On a cold December day, she did something drastic.
The woman went to one of Tehran's busiest streets and climbed onto a utility box. She then removed her headscarf and hung it at the end of a stick. She stood in silence, waving the stick back and forth. She was protesting the compulsory hijab in Iran that has been in place since the Islamic Revolution in 1979.
A couple of the passers-by looked surprised. Some took out their cellphones and snapped pictures and video.
Soon, the footage was shared all over social media. People began to wonder about the woman's identity. No one knew her name. She sparked a sort of collective nickname, "The Girls of Revolution Street" — plural because others began doing the same thing with their headscarves — and Revolution Street is thought to be the site of her demonstration (and where this video was taken). The hashtag #دختران_خیابان_انقلاب took off.
Then, news circulated that she was arrested. And her name was revealed: Vida Movahed. According to human rights lawyers in Iran, she has since been released.

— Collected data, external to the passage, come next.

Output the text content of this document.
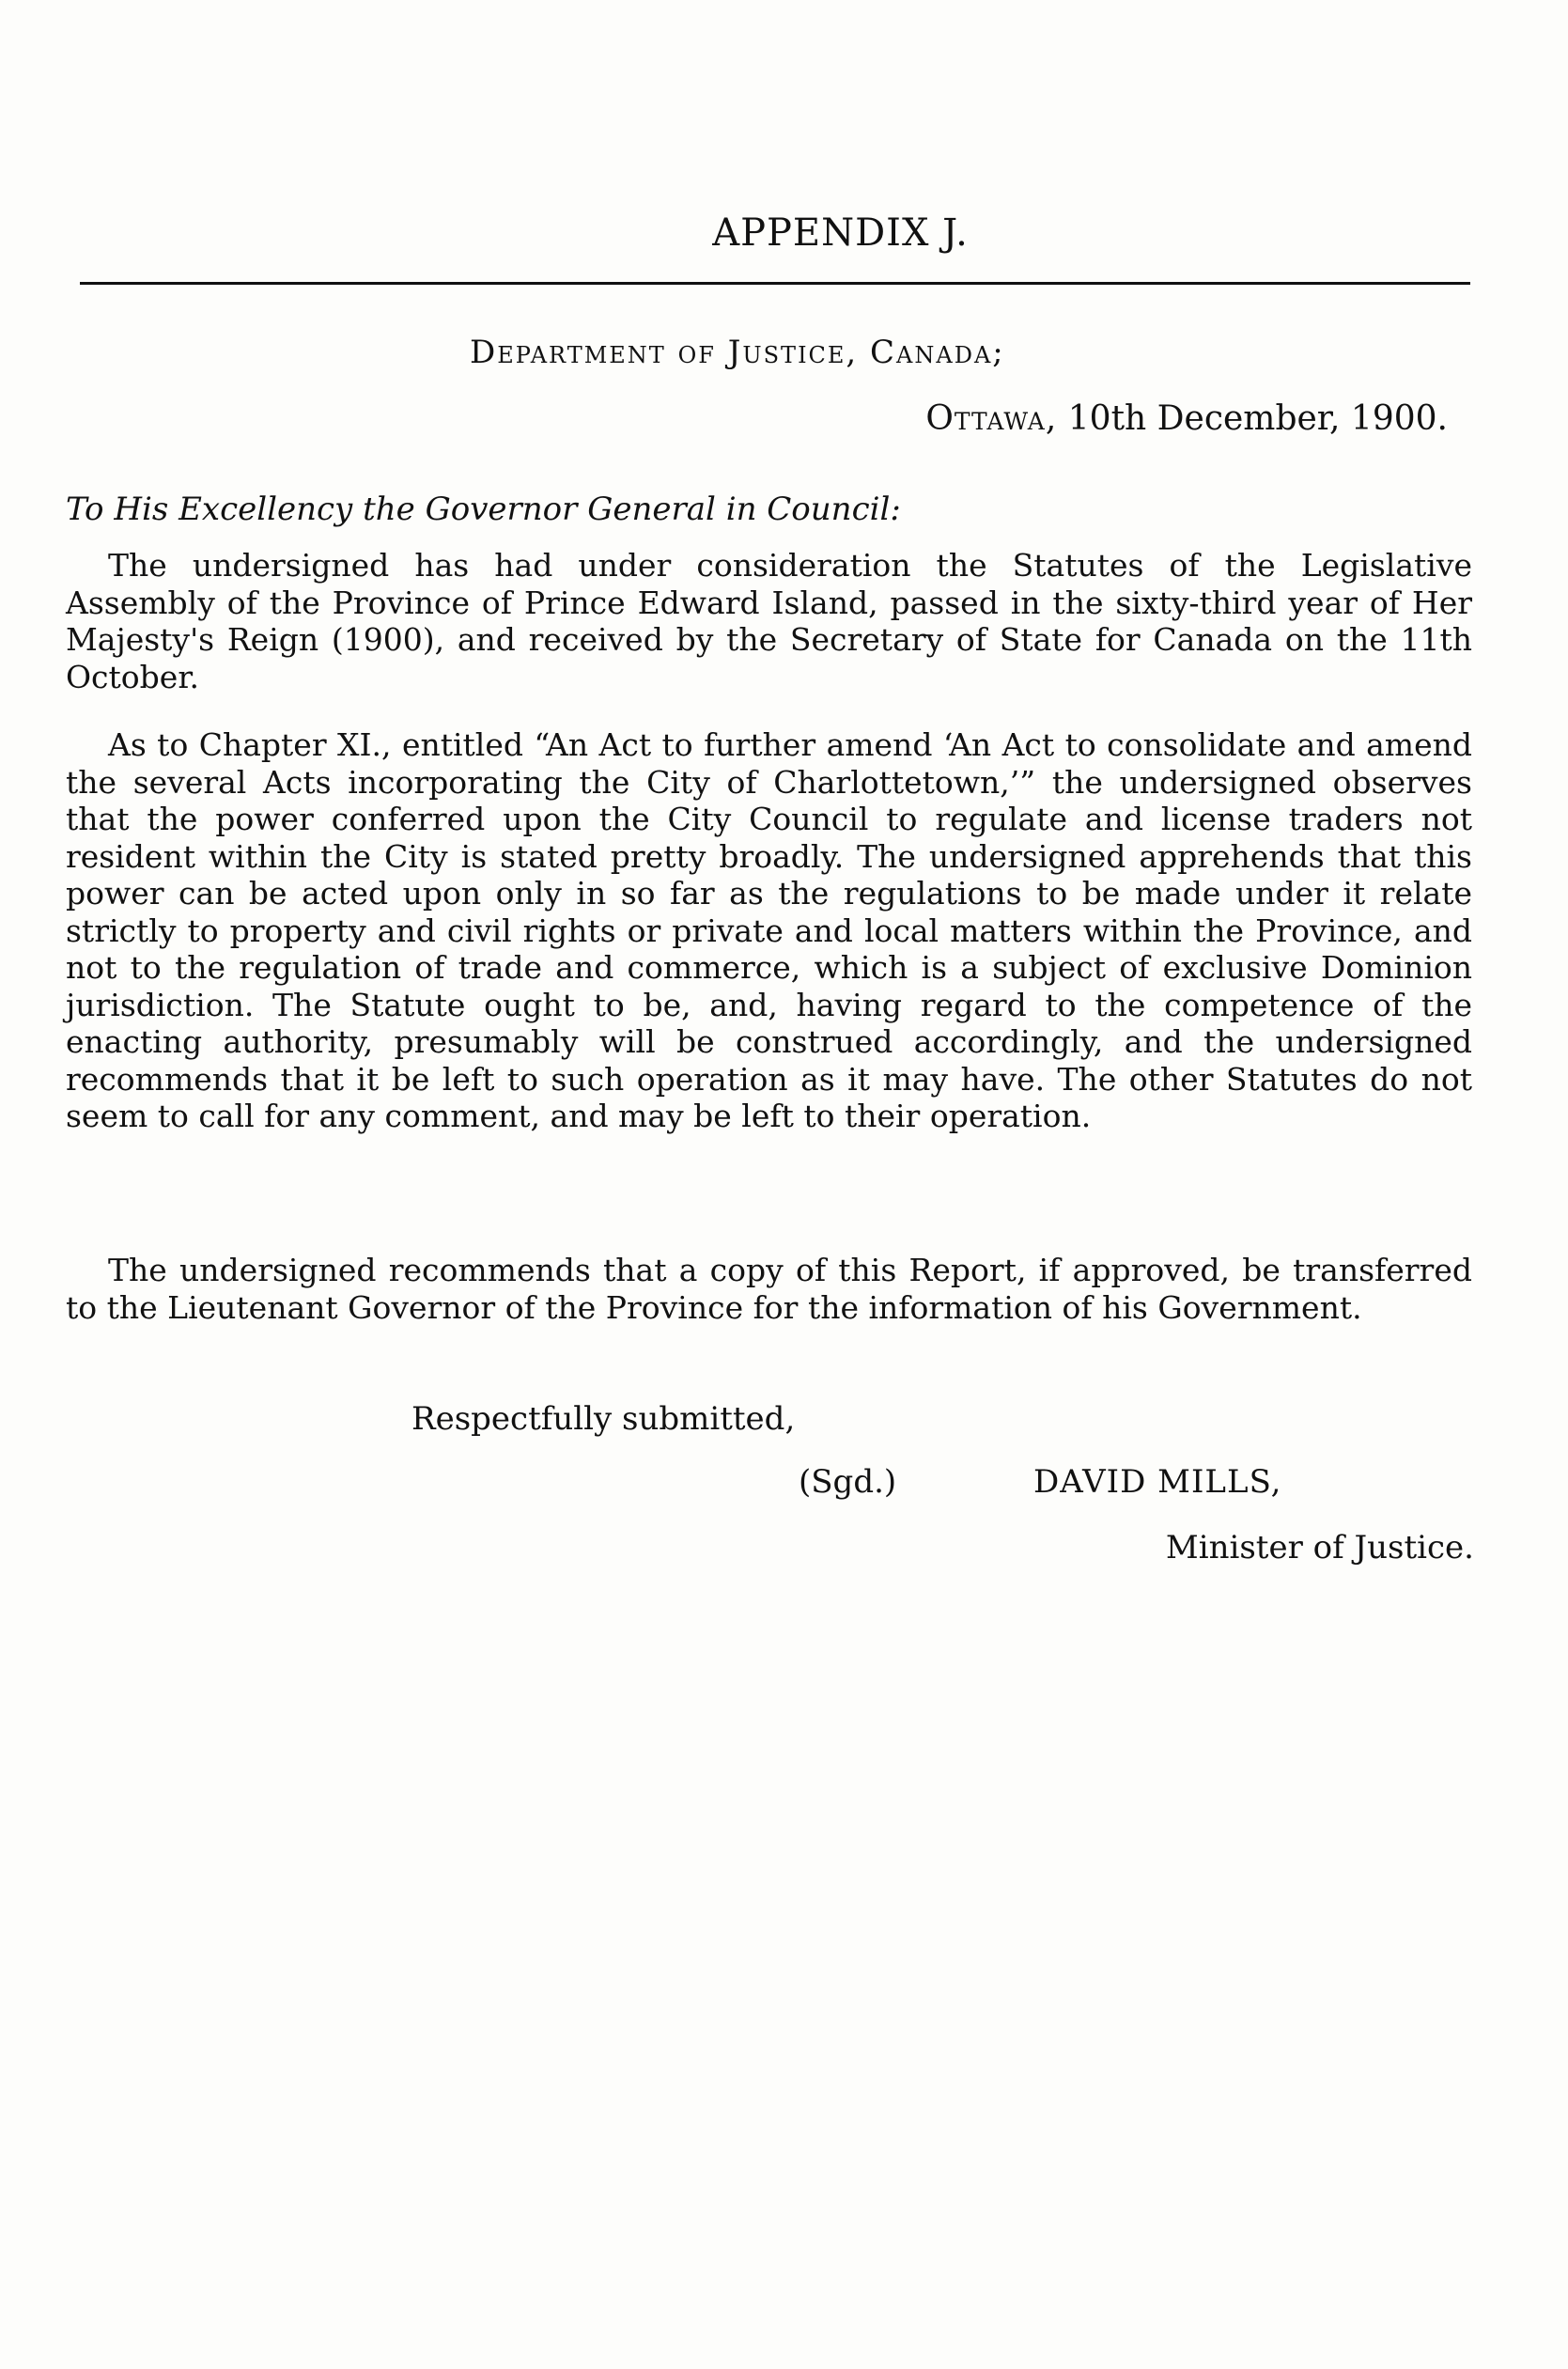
APPENDIX J.
Department of Justice, Canada;
Ottawa, 10th December, 1900.
To His Excellency the Governor General in Council:

The undersigned has had under consideration the Statutes of the Legislative Assembly of the Province of Prince Edward Island, passed in the sixty-third year of Her Majesty's Reign (1900), and received by the Secretary of State for Canada on the 11th October.

As to Chapter XI., entitled “An Act to further amend ‘An Act to consolidate and amend the several Acts incorporating the City of Charlottetown,’” the undersigned observes that the power conferred upon the City Council to regulate and license traders not resident within the City is stated pretty broadly. The undersigned apprehends that this power can be acted upon only in so far as the regulations to be made under it relate strictly to property and civil rights or private and local matters within the Province, and not to the regulation of trade and commerce, which is a subject of exclusive Dominion jurisdiction. The Statute ought to be, and, having regard to the competence of the enacting authority, presumably will be construed accordingly, and the undersigned recommends that it be left to such operation as it may have. The other Statutes do not seem to call for any comment, and may be left to their operation.

The undersigned recommends that a copy of this Report, if approved, be transferred to the Lieutenant Governor of the Province for the information of his Government.

Respectfully submitted,
(Sgd.)	DAVID MILLS,
Minister of Justice.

Movahed's action set off similar moves across the country. A handful of women in various cities have been scaling utility boxes — or anything that offers some elevation — and taking off their headscarves and waving them on a stick.
The actions of these women (and some men) have created a buzz.

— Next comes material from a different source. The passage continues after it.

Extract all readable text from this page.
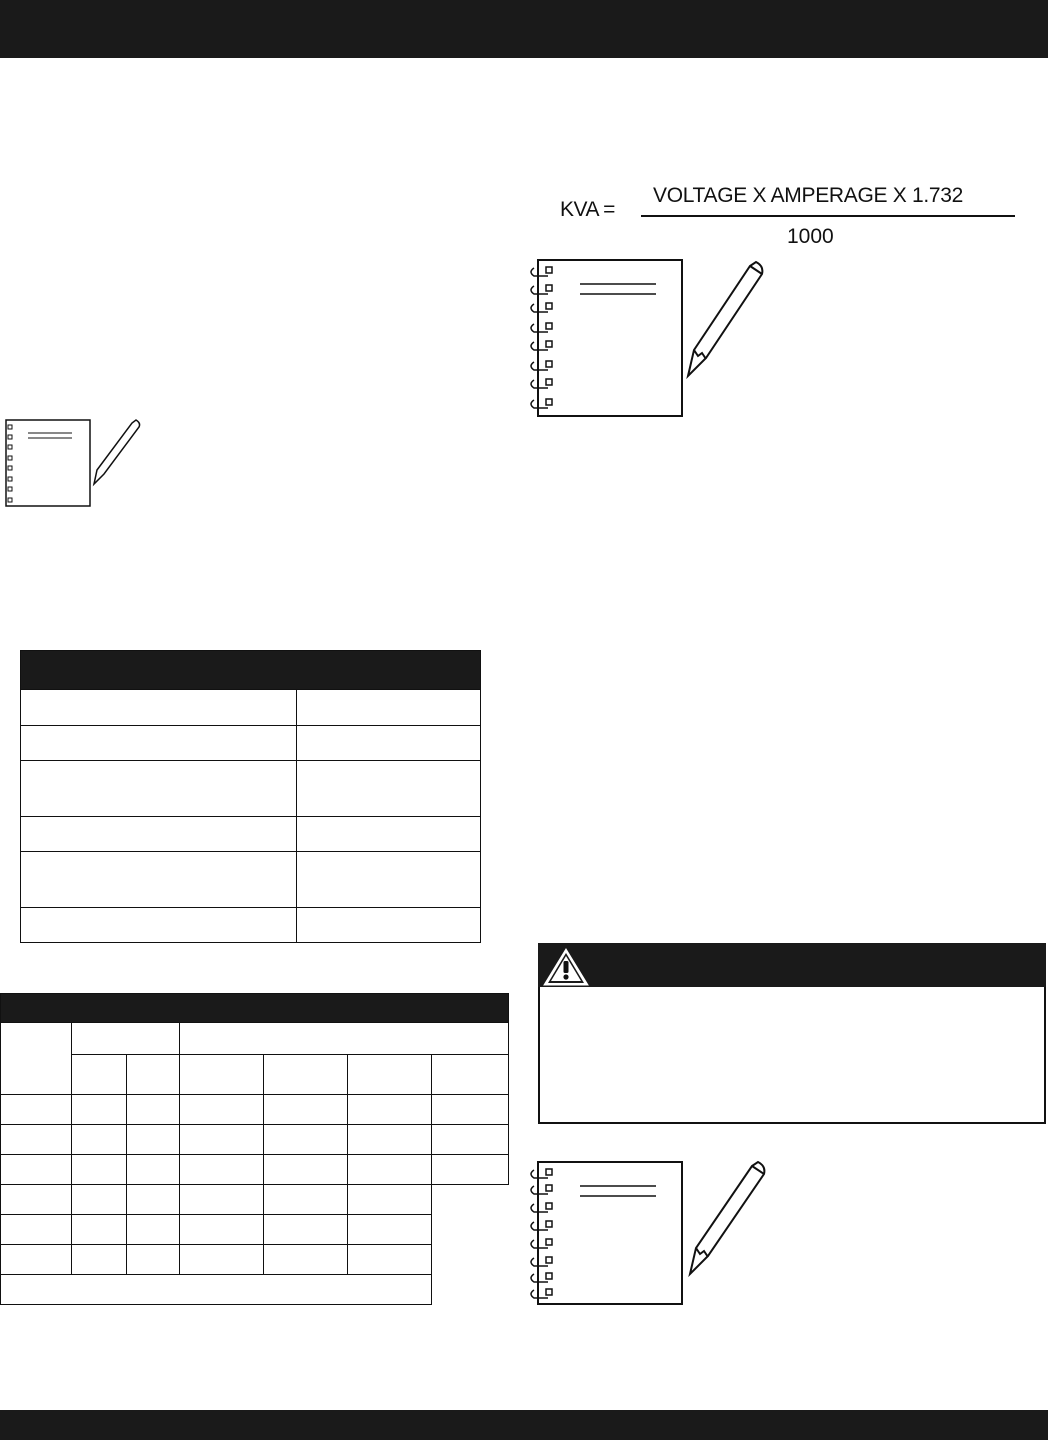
KVA =
VOLTAGE X AMPERAGE X 1.732
1000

PRI exchanged messages via social media with a 23-year-old student in Tehran who says she was inspired by the videos and photos. She decided to stage her own act of defiance. She walked the distance between her home and her school bareheaded.
"[...] I felt ashamed that these women put themselves in danger to protest and so I decided to wrap my headscarf around my neck instead of using it to cover my hair," she wrote. "At first I was terrified."
But then, she explained, "I noticed that people are not paying too much attention and they actually don't mind that I am not covered. That gave me strength."
The young woman pointed out that she didn't do this in a terribly crowded area and that a couple of passers-by assumed that her hijab had slipped off.
She said she is not sure if she has the audacity to do what she did again. "It's very scary, I'm sure you understand," she wrote.
On Thursday, Iranian media reported that 29 people have been arrested because of their support of this campaign. The arrests could intimidate would-be protesters.
The young woman PRI reached in Tehran said she hopes that doesn't happen and that the campaign continues. "I am so tired of all the inequality here," she wrote. "It'd be great if this is the start of something bigger in terms of women's rights in Iran."
She says she is not against the hijab altogether — she only wishes women had the option to choose.